Since a lot of individuals find visiting a therapist daunting (myself included), a family member suggested I use an online platform called Better Help to approach mental health experts and make an appointment for myself. I took them up on their advice and decided to give therapy a shot since I am familiar with its benefits. Coming to the tool, I have been signing up for therapy sessions once a week. I think talking about my thoughts and things that are bothering me concerning my job every week is a good way to unload all of the negative feelings. The medium is easy to use, user friendly and accessible. I always get prompt responses from my therapist and customer support. It has benefitted me a lot. By unloading my negative feelings to someone has helped me maintain peace. To have an expert not only listen and support me but also provide fresh perspectives to my thoughts and through this, come up with daily goals and strategies for me to follow has contributed to my overall wellbeing. The goal is to remind me that this is just a temporary phase, my stress is situational and I want to limit it to that. I do not want to give in to y negative thought patterns and develop anxiety or depression-related symptoms. Thanks to therapy I can meet my objective. Online based therapy has been successful in dealing with stress and has shown significant improvement in stress levels, burnout and mental health (Barrett & Stewart, 2020).
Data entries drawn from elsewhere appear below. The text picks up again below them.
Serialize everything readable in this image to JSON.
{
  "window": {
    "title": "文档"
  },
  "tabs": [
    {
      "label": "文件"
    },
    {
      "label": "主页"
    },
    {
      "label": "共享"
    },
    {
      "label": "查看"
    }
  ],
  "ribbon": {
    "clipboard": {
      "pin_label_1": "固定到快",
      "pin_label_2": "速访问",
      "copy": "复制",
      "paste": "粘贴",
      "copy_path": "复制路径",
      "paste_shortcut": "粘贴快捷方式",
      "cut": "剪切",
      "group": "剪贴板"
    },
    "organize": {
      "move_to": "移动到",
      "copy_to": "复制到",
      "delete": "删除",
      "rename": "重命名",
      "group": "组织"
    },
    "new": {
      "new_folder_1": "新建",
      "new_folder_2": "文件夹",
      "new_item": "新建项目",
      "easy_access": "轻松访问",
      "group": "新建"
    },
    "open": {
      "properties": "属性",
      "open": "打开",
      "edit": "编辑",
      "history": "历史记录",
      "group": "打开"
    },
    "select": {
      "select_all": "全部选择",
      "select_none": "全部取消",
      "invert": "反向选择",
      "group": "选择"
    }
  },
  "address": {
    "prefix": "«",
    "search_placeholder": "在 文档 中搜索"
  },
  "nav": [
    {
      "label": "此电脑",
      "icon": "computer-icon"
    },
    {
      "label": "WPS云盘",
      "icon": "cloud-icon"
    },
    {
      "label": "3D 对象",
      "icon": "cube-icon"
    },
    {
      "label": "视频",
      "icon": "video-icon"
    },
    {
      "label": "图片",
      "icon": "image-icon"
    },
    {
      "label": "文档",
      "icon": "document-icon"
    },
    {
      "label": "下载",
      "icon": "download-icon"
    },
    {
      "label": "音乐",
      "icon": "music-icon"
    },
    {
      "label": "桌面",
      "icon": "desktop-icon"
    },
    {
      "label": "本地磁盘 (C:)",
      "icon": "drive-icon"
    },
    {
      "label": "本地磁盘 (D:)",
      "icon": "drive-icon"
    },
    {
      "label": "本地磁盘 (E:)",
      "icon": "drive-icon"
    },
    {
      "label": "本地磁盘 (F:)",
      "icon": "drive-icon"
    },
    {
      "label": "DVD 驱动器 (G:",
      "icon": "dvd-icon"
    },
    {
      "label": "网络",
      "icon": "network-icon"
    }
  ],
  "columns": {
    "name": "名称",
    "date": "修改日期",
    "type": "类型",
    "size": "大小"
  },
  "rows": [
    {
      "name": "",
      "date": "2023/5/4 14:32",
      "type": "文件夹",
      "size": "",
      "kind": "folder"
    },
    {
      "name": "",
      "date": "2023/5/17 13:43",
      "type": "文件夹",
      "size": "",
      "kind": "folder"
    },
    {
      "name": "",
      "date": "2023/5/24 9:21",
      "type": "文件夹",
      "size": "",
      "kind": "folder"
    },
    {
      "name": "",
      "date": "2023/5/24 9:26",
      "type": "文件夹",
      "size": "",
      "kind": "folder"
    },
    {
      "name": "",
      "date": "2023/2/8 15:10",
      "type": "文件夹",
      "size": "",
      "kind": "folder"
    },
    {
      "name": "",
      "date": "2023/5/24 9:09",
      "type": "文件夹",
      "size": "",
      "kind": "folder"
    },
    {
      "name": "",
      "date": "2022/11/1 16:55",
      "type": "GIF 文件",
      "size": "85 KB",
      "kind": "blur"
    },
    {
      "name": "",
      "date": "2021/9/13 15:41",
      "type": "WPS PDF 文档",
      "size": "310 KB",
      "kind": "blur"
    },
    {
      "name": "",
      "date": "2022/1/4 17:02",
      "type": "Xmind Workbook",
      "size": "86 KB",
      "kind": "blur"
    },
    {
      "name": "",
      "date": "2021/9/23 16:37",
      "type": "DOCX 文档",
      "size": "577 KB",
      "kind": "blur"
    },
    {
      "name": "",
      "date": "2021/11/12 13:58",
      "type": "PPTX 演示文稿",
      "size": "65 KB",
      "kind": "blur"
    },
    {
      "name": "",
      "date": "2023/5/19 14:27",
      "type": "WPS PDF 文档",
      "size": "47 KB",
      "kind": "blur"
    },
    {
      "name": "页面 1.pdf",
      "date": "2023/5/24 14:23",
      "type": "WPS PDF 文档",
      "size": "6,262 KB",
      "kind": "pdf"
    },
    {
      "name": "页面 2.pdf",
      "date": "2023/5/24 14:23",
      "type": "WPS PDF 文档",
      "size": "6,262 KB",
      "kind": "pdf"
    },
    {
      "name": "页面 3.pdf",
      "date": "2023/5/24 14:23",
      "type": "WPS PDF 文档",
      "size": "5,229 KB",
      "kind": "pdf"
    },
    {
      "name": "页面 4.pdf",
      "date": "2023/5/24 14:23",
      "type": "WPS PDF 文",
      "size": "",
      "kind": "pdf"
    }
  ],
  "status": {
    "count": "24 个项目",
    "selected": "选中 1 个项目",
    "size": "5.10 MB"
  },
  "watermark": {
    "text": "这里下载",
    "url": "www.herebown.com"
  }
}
Stress is one of the most common factors for physical and psychological distress. There are different types of stress, a common one being occupational stress. Occupational stress can be related to work overload, negative performance appraisal and loss of job or unemployment. Unemployment is a situational stressor, meaning with a positive change in the situation, the stressor will disappear. This makes it temporary and a person undergoing unemployment stress must understand that. To maintain emotional and mental wellbeing, there are various ways which one can employ to keep stress levels under control. Some of these ways are meditating, indulging in fitness training and workouts and reaching out to mental health professionals to touch base with one’s thoughts and feelings. The three tools highlighted above were – a meditating application, online therapy and exercise and workout applications. All of the three tools that have been employed have benefitted the user in varying degrees. Out of these, online therapy worked the most for me, followed by physical activities and daily meditation. Stress management strategies work when a person is well informed about the different avenues available and the ease inaccessibility. Since all of the tools that have been highlighted are easily accessible, I would recommend them to others who are battling with stress. Stress is a common and inevitable part of life. Instead of ignoring it and not talking about it, we should embrace it and adopt efficient strategies to deal with it before the situation gets out of hand.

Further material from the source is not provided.